Laure, dans la maison à l'ombre des sureaux,
Songeuse, tu brodais derrière les carreaux,
Et, si j'apercevais un livre à ta fenêtre,
Je sonnais à la grille et tu voyais paraître,
Au jardin envahi d'herbe et de serpolet,
Celui qui dans les soirs longuement te parlait
Et déroulait son rêve ainsi qu'un paysage...
Laure, où sont tes cheveux, tes mains et ton visage?...
Oui, j'aurais dû, ce soir, te dire tout cela,
T'avouer les penchants où mon cœur s'écoula
Et te montrer au loin ces figures d'argile,
Et nous aurions pleuré de sentir si fragile
Notre amour qui s'éveille et frissonne au soleil
D'automne, notre amour incassable et pareil
Aux beaux jouets de notre enfance. Mais qu'importe,
Si l'espérance encore ouvre la vieille porte?
J'avais toujours rêvé d'éternelles amours.
Les nôtres ont duré trois mois et quatre jours.
C'est beaucoup. J'aurais pu ne jamais te connaître.
Ainsi tournons la page et fermons la fenêtre
Ouverte sur la plaine immense du bonheur.
Ce soir, nous passerons chez le camionneur.
Pourquoi chausser ici le tragique cothurne
Et blasphémer l'azur d'une bouche nocturne?
Quittons-nous sans soupirs, sans larmes, sans discours.
Terre! Nous achevons un voyage au long cours.
Débarquons! Tu t'en vas. Je m'en vais. Il faut rire
Et ne prendre pas l'air de goujons mis à frire.
Et, tout bas, je sanglote en te parlant ainsi,
Et tu baisses la tête et tu pleures aussi.
Quand tu m'auras quitté (ne lève pas les bras),
Quand tu m'auras quitté, car tu me quitteras,
Je n'irai plus chercher d'œillets chez la fleuriste.

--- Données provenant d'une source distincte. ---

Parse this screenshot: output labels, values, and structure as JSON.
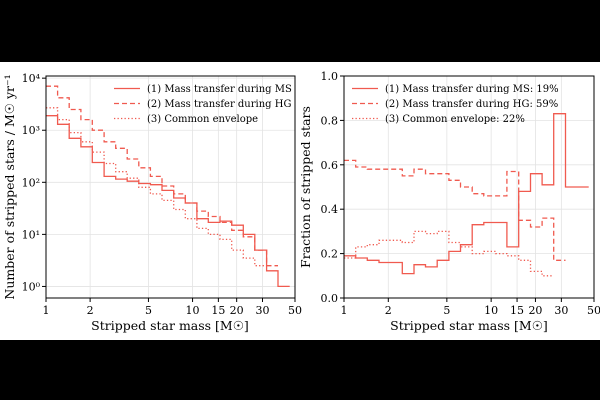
{
  "colors": {
    "series": "#f05a4f",
    "background": "#ffffff",
    "frame": "#000000"
  },
  "chart_data": [
    {
      "type": "line",
      "step": "post",
      "xscale": "log",
      "yscale": "log",
      "xlim": [
        1,
        50
      ],
      "ylim": [
        0.6,
        11000
      ],
      "grid": true,
      "legend_position": "top-right",
      "xlabel": "Stripped star mass [M☉]",
      "ylabel": "Number of stripped stars / M☉ yr⁻¹",
      "xticks": [
        {
          "value": 1,
          "label": "1"
        },
        {
          "value": 2,
          "label": "2"
        },
        {
          "value": 5,
          "label": "5"
        },
        {
          "value": 10,
          "label": "10"
        },
        {
          "value": 15,
          "label": "15"
        },
        {
          "value": 20,
          "label": "20"
        },
        {
          "value": 30,
          "label": "30"
        },
        {
          "value": 50,
          "label": "50"
        }
      ],
      "yticks": [
        {
          "value": 1,
          "label": "10⁰"
        },
        {
          "value": 10,
          "label": "10¹"
        },
        {
          "value": 100,
          "label": "10²"
        },
        {
          "value": 1000,
          "label": "10³"
        },
        {
          "value": 10000,
          "label": "10⁴"
        }
      ],
      "bin_edges": [
        1,
        1.2,
        1.44,
        1.73,
        2.07,
        2.49,
        2.99,
        3.58,
        4.3,
        5.16,
        6.19,
        7.43,
        8.92,
        10.7,
        12.8,
        15.4,
        18.5,
        22.2,
        26.6,
        32,
        38.3,
        46
      ],
      "series": [
        {
          "name": "(1) Mass transfer during MS",
          "style": "solid",
          "values": [
            1900,
            1300,
            700,
            480,
            240,
            130,
            115,
            105,
            95,
            90,
            70,
            50,
            40,
            20,
            17,
            18,
            15,
            10,
            5,
            2,
            1
          ]
        },
        {
          "name": "(2) Mass transfer during HG",
          "style": "dashed",
          "values": [
            7000,
            4200,
            2500,
            1600,
            1000,
            600,
            450,
            280,
            190,
            130,
            85,
            60,
            40,
            28,
            22,
            17,
            12,
            9,
            5,
            2.5
          ]
        },
        {
          "name": "(3) Common envelope",
          "style": "dotted",
          "values": [
            2700,
            1600,
            900,
            600,
            380,
            230,
            160,
            120,
            80,
            60,
            45,
            30,
            20,
            13,
            10,
            8,
            5,
            3.5,
            2.5
          ]
        }
      ]
    },
    {
      "type": "line",
      "step": "post",
      "xscale": "log",
      "yscale": "linear",
      "xlim": [
        1,
        50
      ],
      "ylim": [
        0,
        1
      ],
      "grid": true,
      "legend_position": "top-left",
      "xlabel": "Stripped star mass [M☉]",
      "ylabel": "Fraction of stripped stars",
      "xticks": [
        {
          "value": 1,
          "label": "1"
        },
        {
          "value": 2,
          "label": "2"
        },
        {
          "value": 5,
          "label": "5"
        },
        {
          "value": 10,
          "label": "10"
        },
        {
          "value": 15,
          "label": "15"
        },
        {
          "value": 20,
          "label": "20"
        },
        {
          "value": 30,
          "label": "30"
        },
        {
          "value": 50,
          "label": "50"
        }
      ],
      "yticks": [
        {
          "value": 0,
          "label": "0.0"
        },
        {
          "value": 0.2,
          "label": "0.2"
        },
        {
          "value": 0.4,
          "label": "0.4"
        },
        {
          "value": 0.6,
          "label": "0.6"
        },
        {
          "value": 0.8,
          "label": "0.8"
        },
        {
          "value": 1,
          "label": "1.0"
        }
      ],
      "bin_edges": [
        1,
        1.2,
        1.44,
        1.73,
        2.07,
        2.49,
        2.99,
        3.58,
        4.3,
        5.16,
        6.19,
        7.43,
        8.92,
        10.7,
        12.8,
        15.4,
        18.5,
        22.2,
        26.6,
        32,
        38.3,
        46
      ],
      "series": [
        {
          "name": "(1) Mass transfer during MS: 19%",
          "style": "solid",
          "values": [
            0.19,
            0.18,
            0.17,
            0.16,
            0.16,
            0.11,
            0.15,
            0.14,
            0.17,
            0.21,
            0.24,
            0.33,
            0.34,
            0.34,
            0.23,
            0.48,
            0.56,
            0.51,
            0.83,
            0.5,
            0.5
          ]
        },
        {
          "name": "(2) Mass transfer during HG: 59%",
          "style": "dashed",
          "values": [
            0.62,
            0.59,
            0.58,
            0.58,
            0.58,
            0.55,
            0.58,
            0.56,
            0.56,
            0.53,
            0.5,
            0.47,
            0.46,
            0.46,
            0.57,
            0.35,
            0.32,
            0.36,
            0.17
          ]
        },
        {
          "name": "(3) Common envelope: 22%",
          "style": "dotted",
          "values": [
            0.18,
            0.23,
            0.24,
            0.26,
            0.26,
            0.25,
            0.3,
            0.29,
            0.3,
            0.25,
            0.23,
            0.2,
            0.21,
            0.2,
            0.19,
            0.17,
            0.12,
            0.1
          ]
        }
      ]
    }
  ]
}
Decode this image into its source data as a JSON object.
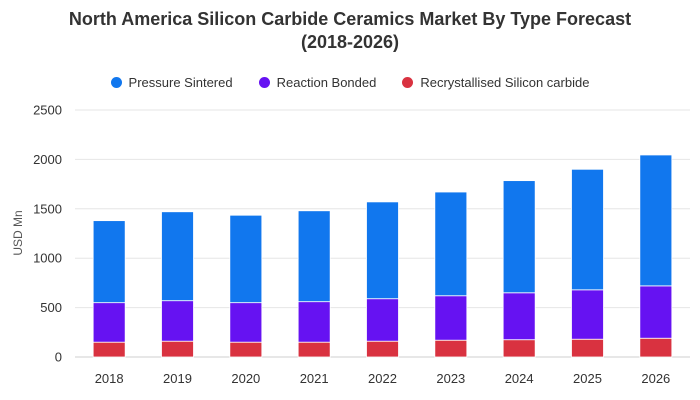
{
  "chart_data": {
    "type": "bar",
    "stacked": true,
    "title_line1": "North America Silicon Carbide Ceramics Market By Type Forecast",
    "title_line2": "(2018-2026)",
    "xlabel": "",
    "ylabel": "USD Mn",
    "ylim": [
      0,
      2500
    ],
    "yticks": [
      0,
      500,
      1000,
      1500,
      2000,
      2500
    ],
    "grid": true,
    "legend_position": "top",
    "categories": [
      "2018",
      "2019",
      "2020",
      "2021",
      "2022",
      "2023",
      "2024",
      "2025",
      "2026"
    ],
    "series": [
      {
        "name": "Recrystallised Silicon carbide",
        "color": "#d93240",
        "values": [
          150,
          160,
          150,
          150,
          160,
          170,
          175,
          180,
          190
        ]
      },
      {
        "name": "Reaction Bonded",
        "color": "#6612f2",
        "values": [
          400,
          410,
          400,
          410,
          430,
          450,
          475,
          500,
          530
        ]
      },
      {
        "name": "Pressure Sintered",
        "color": "#1177ee",
        "values": [
          830,
          900,
          885,
          920,
          980,
          1050,
          1135,
          1220,
          1325
        ]
      }
    ],
    "legend_order": [
      "Pressure Sintered",
      "Reaction Bonded",
      "Recrystallised Silicon carbide"
    ]
  }
}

Je demeurerai seul avec mon rêve triste.
Et je dirai : « Voilà la chambre où tu te plus,
Et voici le miroir qui ne te verra plus,
La table d'acajou, le canapé, le pouf, le
Tabouret où le soir tu posais ta pantoufle.
Ô golfe calme, où le bonheur était ancré!... »
Et quelquefois amèrement je sourirai,
En feuilletant mon vieux Racine aux coins de cuivre,
Des pantins que tu fis dans les marges du livre.